調子に乗ってクリアリングを怠るからだ。思わず溜め息が漏れそうになるが、ぐっと我慢。
「むむむ、今度こそ数人抜きを果たす!」
「一人倒すだけでもやっとなくせに……」
「んー、何か言いましたかー、聞こえませーん」
続けて戦場に駆け出していく美凪は何度も死にながら、累計十人を撃破した。及第点ってところだが……。
「うーん……まだまだ厳しいな」
「え、そうかな? いつもより敵を倒せたほうだよ?」
「そりゃ、俺が教えたからな……」
仮にいつも通りの結果だったら本格的に頭を悩ませてたわ。
美凪はFPSの才能自体は持っていると思う。AIMが良くて常にレティクルをヘッドラインに合わせられているのは評価できる。ただ他の技術と立ち回りはビギナーと変わらない。

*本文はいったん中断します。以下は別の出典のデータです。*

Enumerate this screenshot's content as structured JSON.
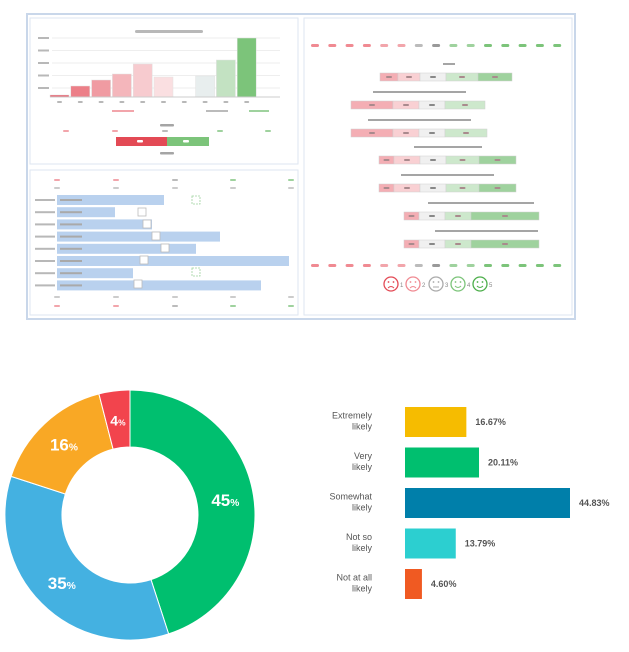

「どうして俺と同じランクにまで上がってこれたのか疑問だ……」
「えへへー、私には強くて心優しいゲーム友達が多いので」
つまり友達におんぶに抱っこだったというわけだ。
姫プだかキャリーだか知らんが、ほどほどにしてほしいな。
「これからは周囲に頼り切らないように」
「はーい、分かりました」
FPSの基本的な技術を美凪に教え込む。
最初こそ軽いノリだったものの、途中からは真剣な表情で俺の指示に頷きながらゲームをプレイする美凪だった。

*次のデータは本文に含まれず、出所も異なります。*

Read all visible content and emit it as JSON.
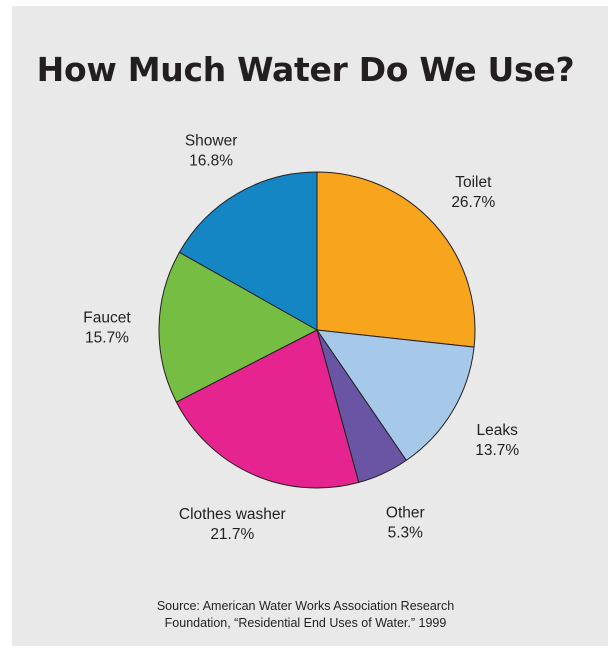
{
  "chart_data": {
    "type": "pie",
    "title": "How Much Water Do We Use?",
    "slices": [
      {
        "label": "Toilet",
        "value": 26.7,
        "value_label": "26.7%",
        "color": "#f7a51c"
      },
      {
        "label": "Leaks",
        "value": 13.7,
        "value_label": "13.7%",
        "color": "#a6c9ea"
      },
      {
        "label": "Other",
        "value": 5.3,
        "value_label": "5.3%",
        "color": "#6a55a4"
      },
      {
        "label": "Clothes washer",
        "value": 21.7,
        "value_label": "21.7%",
        "color": "#e6248f"
      },
      {
        "label": "Faucet",
        "value": 15.7,
        "value_label": "15.7%",
        "color": "#76bd43"
      },
      {
        "label": "Shower",
        "value": 16.8,
        "value_label": "16.8%",
        "color": "#1586c4"
      }
    ],
    "start_angle": "12 o'clock",
    "direction": "clockwise",
    "legend": "none"
  },
  "source": {
    "line1": "Source: American Water Works Association Research",
    "line2": "Foundation, “Residential End Uses of Water.” 1999"
  }
}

「うえーん、疲れたぁー。そろそろ休憩しちゃダメかな?」
「分かった、いいよ」
美凪はヘッドホンを外して息を吐いた。背中をゲーミングチェアに預け、白いソックスに包まれた脚を伸ばす。ずっと同じ姿勢でゲームに熱中していたから身体が凝り固まっているようだ。
「意外と真剣だったな」
「矢野くんの時間を無駄にしたらいけないなーと思ったら、やる気が湧いてきちゃって」
こちらを向いた美凪は、柔らかく微笑む。
改めて彼女の顔を見ると、物凄く美形だ。
光沢を放つ黒髪ロングと、きめ細やかな肌をした小顔。二重の瞼には長いまつげがピンと立っている。目は人懐っこい猫みたいなアーモンド型で、鼻筋は細すぎず太すぎず。淡い桜色の唇はぷっくりしていて艶があった。
「どうしたの、黙っちゃって」
「いや、なんでもない」
不覚にも見惚れていたなんて言えるわけがない。
今更ながら部屋に二人っきりなのを自覚してしまい、居心地が悪い。本棚の裏に隠したエロ漫画がバレやしないだろうか不安になる。
ダメだ俺。こんな女を異性として意識するな。
自分を戒める。よし、そろそろ休憩を終えて次のレッスンに――。
「あー、一度休憩したらレッスンやる気なくなっちゃったよー。ねえ、あのゲーム機さわっていい?」
お尻の力でゲーミングチェアをぐるりと旋回させた美凪は、新型の据え置きゲーム機に興味を移していた。
やっぱり、こんな女を少しは認めようとした俺が馬鹿だった。
勝手にしろ、と投げやりに言った俺に「はーい」と軽い返事をした美凪は、据え置きゲーム機のコントローラーを嬉々として握るのであった。